たしかに過去に諍いがあり、必ずしも関係が良好というわけではない。
だがこういった事については、その様な事情は無視して良い。混沌の勢力相手に天使も悪魔もないからな。」
奴等にすればどちらも敵でしかないわけだ。
「最後にそなたのような守護者がいるかということだが、居ることは居る。
しかし、実数としてはほとんど居らず、我のような最上位に近しい者が兼務している程度だ。」
「思ったよりかなり少ないんだな。」
「我らが司るものはこれだけではないのだ。1つの事にかかりきりになるわけにもいかん。
それに、そなたの代わりを出来る者は居らんのだ。仕方なかろう。」
世界の存亡がかかっている話なのに、案外ドライなんだな。
「しかし、これが一番わからないことなんだが、何故俺以外に誰も出来ないんだ?」
「生命属性適性を持つ者が居ないからだ。」
「居なければ用意すればいいだろう?」
「さっきも言った通り生命属性適性は神の力その物なのだ。故に生命属性適性は本来神々にしか宿ることはないのだ。

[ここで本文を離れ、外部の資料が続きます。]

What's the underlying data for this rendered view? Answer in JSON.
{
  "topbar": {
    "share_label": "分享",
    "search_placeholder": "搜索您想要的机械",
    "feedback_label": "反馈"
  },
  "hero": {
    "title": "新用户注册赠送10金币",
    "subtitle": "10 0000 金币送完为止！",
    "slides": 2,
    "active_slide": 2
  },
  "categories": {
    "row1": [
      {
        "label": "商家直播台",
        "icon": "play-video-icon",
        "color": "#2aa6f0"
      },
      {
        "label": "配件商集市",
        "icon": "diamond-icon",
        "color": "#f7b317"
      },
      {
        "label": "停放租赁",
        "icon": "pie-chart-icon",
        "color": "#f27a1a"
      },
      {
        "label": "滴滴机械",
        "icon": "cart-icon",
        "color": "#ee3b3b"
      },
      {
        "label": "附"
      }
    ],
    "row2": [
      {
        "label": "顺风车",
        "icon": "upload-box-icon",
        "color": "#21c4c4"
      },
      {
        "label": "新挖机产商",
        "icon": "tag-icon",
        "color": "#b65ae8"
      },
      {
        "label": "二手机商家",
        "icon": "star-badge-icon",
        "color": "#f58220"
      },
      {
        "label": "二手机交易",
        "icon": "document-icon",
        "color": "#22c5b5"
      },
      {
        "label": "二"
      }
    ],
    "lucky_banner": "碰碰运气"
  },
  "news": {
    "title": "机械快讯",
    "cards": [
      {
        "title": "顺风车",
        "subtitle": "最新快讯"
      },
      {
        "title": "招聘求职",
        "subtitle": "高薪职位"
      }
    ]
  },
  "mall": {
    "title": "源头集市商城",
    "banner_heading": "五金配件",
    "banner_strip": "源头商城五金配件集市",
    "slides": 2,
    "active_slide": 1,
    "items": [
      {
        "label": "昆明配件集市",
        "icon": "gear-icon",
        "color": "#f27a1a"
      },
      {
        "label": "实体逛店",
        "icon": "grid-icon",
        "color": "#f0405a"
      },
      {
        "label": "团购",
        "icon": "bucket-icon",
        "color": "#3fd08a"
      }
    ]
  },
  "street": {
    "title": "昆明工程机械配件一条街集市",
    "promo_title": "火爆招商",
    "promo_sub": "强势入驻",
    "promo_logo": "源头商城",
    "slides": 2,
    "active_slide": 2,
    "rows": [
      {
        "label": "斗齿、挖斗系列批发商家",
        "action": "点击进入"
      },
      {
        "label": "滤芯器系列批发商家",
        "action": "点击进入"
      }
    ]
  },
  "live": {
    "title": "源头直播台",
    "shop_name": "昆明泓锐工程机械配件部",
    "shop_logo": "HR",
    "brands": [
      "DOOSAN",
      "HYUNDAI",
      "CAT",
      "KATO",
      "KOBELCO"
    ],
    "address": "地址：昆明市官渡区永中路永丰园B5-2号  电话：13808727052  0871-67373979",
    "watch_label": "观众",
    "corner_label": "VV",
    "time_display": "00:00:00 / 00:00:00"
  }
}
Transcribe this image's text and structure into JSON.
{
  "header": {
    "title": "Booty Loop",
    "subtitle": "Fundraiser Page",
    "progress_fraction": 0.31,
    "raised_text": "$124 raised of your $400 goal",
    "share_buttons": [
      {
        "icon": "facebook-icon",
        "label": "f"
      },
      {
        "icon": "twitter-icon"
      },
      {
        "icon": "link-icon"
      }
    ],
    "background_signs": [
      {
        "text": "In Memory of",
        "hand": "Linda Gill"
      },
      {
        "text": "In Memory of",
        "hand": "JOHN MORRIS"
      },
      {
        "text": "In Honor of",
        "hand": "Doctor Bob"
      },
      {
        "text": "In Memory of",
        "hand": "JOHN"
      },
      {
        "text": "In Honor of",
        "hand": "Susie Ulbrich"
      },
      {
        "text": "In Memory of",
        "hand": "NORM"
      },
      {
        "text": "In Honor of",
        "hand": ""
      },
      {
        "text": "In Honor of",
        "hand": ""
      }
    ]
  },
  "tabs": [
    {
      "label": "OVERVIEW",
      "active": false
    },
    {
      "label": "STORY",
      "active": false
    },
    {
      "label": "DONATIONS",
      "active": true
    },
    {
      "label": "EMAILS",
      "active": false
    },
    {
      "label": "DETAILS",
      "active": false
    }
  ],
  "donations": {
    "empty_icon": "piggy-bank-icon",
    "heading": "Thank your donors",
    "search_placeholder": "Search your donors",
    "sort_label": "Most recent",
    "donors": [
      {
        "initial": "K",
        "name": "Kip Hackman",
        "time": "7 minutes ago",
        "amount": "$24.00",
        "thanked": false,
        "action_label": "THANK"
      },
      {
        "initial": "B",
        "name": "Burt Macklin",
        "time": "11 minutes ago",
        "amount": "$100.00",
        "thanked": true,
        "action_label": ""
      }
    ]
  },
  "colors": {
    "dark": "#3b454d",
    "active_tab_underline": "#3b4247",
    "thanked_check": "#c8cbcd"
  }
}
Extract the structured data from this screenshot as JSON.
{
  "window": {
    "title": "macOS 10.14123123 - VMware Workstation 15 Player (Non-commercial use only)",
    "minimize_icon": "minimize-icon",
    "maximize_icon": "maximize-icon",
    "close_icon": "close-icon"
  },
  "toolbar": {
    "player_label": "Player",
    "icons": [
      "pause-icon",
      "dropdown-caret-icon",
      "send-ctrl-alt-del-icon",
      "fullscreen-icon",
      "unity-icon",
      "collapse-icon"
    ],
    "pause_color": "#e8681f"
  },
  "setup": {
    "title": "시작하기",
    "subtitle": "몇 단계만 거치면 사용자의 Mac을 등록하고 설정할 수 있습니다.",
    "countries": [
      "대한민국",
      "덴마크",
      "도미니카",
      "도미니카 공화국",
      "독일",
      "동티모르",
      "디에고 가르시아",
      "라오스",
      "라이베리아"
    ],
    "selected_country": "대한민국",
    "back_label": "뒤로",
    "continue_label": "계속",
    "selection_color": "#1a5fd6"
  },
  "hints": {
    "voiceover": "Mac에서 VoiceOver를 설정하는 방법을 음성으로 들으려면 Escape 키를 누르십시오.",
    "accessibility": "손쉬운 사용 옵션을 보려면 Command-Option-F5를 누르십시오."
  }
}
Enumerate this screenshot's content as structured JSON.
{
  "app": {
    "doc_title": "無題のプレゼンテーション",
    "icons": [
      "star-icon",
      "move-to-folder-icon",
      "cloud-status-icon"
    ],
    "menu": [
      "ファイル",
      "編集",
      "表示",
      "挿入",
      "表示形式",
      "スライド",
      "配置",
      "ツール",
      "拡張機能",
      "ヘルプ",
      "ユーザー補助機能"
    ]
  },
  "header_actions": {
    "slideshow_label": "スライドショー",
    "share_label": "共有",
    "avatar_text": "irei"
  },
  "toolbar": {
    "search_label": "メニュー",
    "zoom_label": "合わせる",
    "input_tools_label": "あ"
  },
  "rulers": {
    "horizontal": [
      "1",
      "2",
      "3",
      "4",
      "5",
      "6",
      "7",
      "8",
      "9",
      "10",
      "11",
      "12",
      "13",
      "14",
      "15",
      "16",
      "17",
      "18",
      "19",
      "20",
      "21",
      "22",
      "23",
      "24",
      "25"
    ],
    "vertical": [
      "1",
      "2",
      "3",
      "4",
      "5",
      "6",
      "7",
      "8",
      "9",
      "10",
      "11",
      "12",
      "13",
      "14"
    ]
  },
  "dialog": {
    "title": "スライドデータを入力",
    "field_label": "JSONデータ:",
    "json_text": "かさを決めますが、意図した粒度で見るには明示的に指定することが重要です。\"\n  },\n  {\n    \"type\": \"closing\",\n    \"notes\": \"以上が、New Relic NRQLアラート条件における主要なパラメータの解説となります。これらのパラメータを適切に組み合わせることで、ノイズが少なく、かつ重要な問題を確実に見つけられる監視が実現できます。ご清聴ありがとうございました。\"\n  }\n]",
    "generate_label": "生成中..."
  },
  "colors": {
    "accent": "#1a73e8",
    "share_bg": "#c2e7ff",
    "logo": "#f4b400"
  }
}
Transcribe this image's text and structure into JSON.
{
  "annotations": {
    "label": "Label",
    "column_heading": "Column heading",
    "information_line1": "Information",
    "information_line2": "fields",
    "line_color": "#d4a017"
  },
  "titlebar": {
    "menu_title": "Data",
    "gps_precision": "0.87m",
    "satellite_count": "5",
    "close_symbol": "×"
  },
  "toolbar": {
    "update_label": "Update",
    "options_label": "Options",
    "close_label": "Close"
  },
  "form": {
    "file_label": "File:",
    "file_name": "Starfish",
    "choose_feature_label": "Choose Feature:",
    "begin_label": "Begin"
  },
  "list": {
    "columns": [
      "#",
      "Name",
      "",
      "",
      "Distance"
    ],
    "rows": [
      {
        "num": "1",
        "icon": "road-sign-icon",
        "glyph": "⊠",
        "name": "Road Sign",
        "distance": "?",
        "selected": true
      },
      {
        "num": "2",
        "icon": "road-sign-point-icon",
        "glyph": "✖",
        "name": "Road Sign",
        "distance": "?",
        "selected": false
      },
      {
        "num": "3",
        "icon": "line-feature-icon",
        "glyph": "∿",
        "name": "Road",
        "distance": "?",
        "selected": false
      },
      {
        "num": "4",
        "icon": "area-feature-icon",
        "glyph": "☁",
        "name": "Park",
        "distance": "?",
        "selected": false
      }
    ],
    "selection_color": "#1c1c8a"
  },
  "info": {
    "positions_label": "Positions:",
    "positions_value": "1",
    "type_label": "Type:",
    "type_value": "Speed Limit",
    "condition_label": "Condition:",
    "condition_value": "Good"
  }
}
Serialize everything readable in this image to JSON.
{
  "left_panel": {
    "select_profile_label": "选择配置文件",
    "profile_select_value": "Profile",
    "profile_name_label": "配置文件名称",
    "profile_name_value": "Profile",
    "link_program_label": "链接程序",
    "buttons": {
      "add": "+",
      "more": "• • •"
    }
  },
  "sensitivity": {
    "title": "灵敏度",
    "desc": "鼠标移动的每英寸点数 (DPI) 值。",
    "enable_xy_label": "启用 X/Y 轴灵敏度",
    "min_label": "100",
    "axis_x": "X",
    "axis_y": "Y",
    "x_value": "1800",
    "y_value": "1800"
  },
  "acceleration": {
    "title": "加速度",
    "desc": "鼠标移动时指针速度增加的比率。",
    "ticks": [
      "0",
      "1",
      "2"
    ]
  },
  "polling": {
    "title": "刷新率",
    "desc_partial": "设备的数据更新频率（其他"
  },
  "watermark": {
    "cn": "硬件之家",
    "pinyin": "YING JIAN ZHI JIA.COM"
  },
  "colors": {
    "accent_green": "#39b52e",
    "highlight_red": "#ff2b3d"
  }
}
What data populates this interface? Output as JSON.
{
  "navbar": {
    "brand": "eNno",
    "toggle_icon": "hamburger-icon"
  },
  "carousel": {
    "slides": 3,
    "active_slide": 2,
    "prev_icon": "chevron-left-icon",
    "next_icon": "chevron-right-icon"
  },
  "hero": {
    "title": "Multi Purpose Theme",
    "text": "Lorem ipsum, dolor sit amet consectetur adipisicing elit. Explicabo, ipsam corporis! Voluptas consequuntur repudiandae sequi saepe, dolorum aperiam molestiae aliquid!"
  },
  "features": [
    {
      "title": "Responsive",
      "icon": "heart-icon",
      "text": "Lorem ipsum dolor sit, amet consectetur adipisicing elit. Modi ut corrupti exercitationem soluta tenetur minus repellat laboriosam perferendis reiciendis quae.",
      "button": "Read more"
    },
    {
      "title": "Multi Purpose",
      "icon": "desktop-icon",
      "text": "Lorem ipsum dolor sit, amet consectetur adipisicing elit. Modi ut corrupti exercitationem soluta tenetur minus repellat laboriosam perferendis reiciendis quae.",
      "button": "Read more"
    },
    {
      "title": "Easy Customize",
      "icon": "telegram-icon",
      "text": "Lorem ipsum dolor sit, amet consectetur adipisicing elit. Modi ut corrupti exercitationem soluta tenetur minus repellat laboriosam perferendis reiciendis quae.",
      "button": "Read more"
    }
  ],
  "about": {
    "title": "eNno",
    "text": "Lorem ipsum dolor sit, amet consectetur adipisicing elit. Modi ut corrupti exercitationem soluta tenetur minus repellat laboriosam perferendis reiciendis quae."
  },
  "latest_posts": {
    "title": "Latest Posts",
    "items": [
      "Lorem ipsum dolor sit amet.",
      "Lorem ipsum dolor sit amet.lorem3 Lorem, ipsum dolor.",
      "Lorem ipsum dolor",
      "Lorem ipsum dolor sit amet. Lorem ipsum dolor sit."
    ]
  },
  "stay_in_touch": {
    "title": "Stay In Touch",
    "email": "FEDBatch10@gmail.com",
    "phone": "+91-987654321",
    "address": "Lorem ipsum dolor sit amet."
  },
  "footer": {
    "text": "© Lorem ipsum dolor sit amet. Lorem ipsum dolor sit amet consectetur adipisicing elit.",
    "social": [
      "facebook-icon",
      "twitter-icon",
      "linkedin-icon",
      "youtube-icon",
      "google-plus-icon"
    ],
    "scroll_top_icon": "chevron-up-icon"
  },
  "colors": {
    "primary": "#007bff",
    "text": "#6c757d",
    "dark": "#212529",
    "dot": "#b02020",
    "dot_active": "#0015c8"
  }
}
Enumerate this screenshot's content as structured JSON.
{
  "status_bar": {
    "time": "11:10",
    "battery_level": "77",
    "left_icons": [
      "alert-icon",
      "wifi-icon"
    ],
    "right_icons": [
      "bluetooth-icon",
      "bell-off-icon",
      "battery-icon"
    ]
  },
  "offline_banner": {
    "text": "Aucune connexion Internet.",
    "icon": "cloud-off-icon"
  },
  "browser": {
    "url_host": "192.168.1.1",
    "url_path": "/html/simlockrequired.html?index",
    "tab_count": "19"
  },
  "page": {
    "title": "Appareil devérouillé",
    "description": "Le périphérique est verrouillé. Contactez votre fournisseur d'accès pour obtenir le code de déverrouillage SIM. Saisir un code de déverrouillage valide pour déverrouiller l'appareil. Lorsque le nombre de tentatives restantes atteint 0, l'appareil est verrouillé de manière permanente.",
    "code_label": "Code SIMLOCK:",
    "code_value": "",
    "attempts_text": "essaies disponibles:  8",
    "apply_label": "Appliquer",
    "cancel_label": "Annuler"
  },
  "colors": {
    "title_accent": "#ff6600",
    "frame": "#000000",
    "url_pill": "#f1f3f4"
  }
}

だが、神々は世界への直接介入が制限されている。例え世界の存続に関わることであれ、例外を作るわけにはいかないのだろう。」
「天使と悪魔では駄目なのか? 適性を持たずとも生命属性を知る事で、知らない者に比べて神聖属性魔法の結果が大きく変わるよな? それと同じでなんとかならないのか?」
「根本的に別の話だ。我らは人より神に近くとも、神へ至る道は人より遠い。
下位者が上位者になることは出来ない以上、我らが神の力に触れること能わず。」
言い回しが難しいが、無理だという事だけは分かった。
もし混沌の勢力との対峙する可能性があるなら、サポーターなりバックアップが欲しいのだが、これは期待薄かな。
「伝えるべきことは伝えた。一度外に出よう。」
そうして高位悪魔と共に部屋を出て、白骨遺体の部屋に戻ってきた。
「しかし、そなたをそのまま送り出すのは些か不安が残る事もまた事実。
よって、d7Tx3N&mK1r%WqY。」
何だ? 俺の耳がおかしくなったのか? 悪魔語の翻訳の不具合か?
「おい、何を言っているのかさっぱりわからないぞ。」
「ん? だから、余の配下を遣わそうと言ったではないか。余の話をもう少し真剣に聞け!」
怒られてしまった。今のは何だったのだろうか。よく分からん。
「来い。」
高位悪魔が手を一振りすると、床から輝く黒い球体が現れた。
「御前に。」
何者かを呼び出したようだが、こいつが俺を手伝ってくれるというのだろうか。